Je reviens au PC et là sur la route, vers 9 heures, je vois passer en colonne par un, sous les arbres, en formation échelonnée toute la 3e compagnie qui nous dépasse et monte à Arvillers. Quelques paroles échangées au passage avec Ruetschmann et j’apprends que le commandant à reçu l’ordre de faire occuper le village en avant de nous. C’est la 3e en réserve qui a été tout naturellement désignée. Un adieu rapide et déjà les chasseurs de la 3e ne sont plus que des petites silhouettes bleuâtres s’effaçant sur la route comme pour un exercice de temps de paix.

A part moi, je me félicite de n’avoir pas convaincu le commandant hier soir. Il est toujours agréable d’être tranquille, flânant et fumant la pipe, les mains dans les poches, pendant que d’autres parcourent quelques kilomètres supplémentaires, sac au dos, vers l’inconnu.

Pour nous, heureux mortels de la 2e compagnie, qui n’avons pour le moment qu’à tuer le temps, l’inconnu n’existe plus.
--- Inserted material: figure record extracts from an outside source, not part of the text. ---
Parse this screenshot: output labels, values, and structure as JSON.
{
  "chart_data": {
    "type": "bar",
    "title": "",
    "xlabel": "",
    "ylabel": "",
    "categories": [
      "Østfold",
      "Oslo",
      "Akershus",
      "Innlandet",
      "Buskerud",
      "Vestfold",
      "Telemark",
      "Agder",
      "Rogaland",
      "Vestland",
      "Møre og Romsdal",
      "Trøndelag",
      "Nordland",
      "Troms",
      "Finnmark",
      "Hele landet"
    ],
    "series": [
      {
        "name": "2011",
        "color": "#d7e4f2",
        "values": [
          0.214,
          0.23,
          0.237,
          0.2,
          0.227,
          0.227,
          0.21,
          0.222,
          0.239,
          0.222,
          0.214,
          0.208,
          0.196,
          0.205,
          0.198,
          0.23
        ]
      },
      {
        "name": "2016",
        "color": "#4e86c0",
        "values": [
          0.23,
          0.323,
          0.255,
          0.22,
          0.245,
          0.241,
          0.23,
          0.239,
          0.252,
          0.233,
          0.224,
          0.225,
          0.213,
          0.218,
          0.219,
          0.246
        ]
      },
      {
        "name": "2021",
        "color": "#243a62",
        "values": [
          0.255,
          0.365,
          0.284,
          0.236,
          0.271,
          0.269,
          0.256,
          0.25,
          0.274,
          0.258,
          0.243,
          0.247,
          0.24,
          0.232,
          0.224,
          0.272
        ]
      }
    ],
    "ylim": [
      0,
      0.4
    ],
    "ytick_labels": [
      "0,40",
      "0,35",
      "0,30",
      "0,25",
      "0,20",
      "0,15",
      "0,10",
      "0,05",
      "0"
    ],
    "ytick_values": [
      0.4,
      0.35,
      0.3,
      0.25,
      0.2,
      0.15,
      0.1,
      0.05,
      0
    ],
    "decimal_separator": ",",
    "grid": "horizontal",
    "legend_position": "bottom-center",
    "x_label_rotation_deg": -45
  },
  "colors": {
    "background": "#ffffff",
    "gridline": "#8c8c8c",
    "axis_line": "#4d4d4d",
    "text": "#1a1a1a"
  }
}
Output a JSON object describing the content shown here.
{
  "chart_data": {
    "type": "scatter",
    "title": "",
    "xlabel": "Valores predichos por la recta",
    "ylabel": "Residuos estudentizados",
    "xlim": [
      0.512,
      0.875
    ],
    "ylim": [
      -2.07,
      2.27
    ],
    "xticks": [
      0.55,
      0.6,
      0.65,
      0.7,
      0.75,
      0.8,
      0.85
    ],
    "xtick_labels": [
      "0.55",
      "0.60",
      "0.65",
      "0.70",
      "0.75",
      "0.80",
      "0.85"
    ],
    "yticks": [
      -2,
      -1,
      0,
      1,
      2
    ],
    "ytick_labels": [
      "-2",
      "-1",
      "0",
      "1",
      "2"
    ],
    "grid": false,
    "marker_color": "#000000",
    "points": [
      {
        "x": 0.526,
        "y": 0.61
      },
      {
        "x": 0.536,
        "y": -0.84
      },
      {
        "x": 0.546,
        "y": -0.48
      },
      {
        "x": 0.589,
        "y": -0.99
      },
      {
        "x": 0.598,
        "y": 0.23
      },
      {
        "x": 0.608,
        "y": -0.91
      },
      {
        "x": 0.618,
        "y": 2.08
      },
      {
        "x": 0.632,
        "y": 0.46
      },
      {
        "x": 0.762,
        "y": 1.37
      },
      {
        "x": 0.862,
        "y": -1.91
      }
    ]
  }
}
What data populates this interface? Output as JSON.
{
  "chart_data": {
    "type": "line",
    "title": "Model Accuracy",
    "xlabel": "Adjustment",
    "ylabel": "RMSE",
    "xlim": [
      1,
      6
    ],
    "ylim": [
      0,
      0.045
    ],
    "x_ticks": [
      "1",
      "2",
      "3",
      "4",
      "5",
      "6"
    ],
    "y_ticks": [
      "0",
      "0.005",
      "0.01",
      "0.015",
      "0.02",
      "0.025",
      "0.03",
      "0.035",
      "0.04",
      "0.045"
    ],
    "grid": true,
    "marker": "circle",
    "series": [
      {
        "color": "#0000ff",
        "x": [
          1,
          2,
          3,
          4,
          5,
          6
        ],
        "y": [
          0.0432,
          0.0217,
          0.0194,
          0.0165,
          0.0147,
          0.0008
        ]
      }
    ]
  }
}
Le trou qui nous a abrités depuis hier soir nous est déjà familier. Nous l’aimons et éprouvons pour lui une certaine tendresse faite d’intimité et de sécurité.

D’ailleurs vers midi, Totems me régale d’un canard qu’il a pu acquérir sans trop de difficultés au cours d’une visite matinale dans les fermes environnantes. Mon ordonnance a ramené de sa promenade toutes sortes d’objets hétéroclites dont un accordéon aux touches nickelées qu’il ficelle avec conscience sur son sac.

Au cours de la journée un certain va-et-vient se produit devant nous vers Arvillers. Des obus tombent assez clairsemés et lointains. Puis les silhouettes se précisent à travers la plaine. Je regarde attentivement à la jumelle. Ce sont des kakis, des Anglais peu nombreux d’ailleurs, une section environ qui se replie flegmatiquement et tous les cent mètres fait demi-tour et expédie une salve dans la nature, comme dans un champ de tir.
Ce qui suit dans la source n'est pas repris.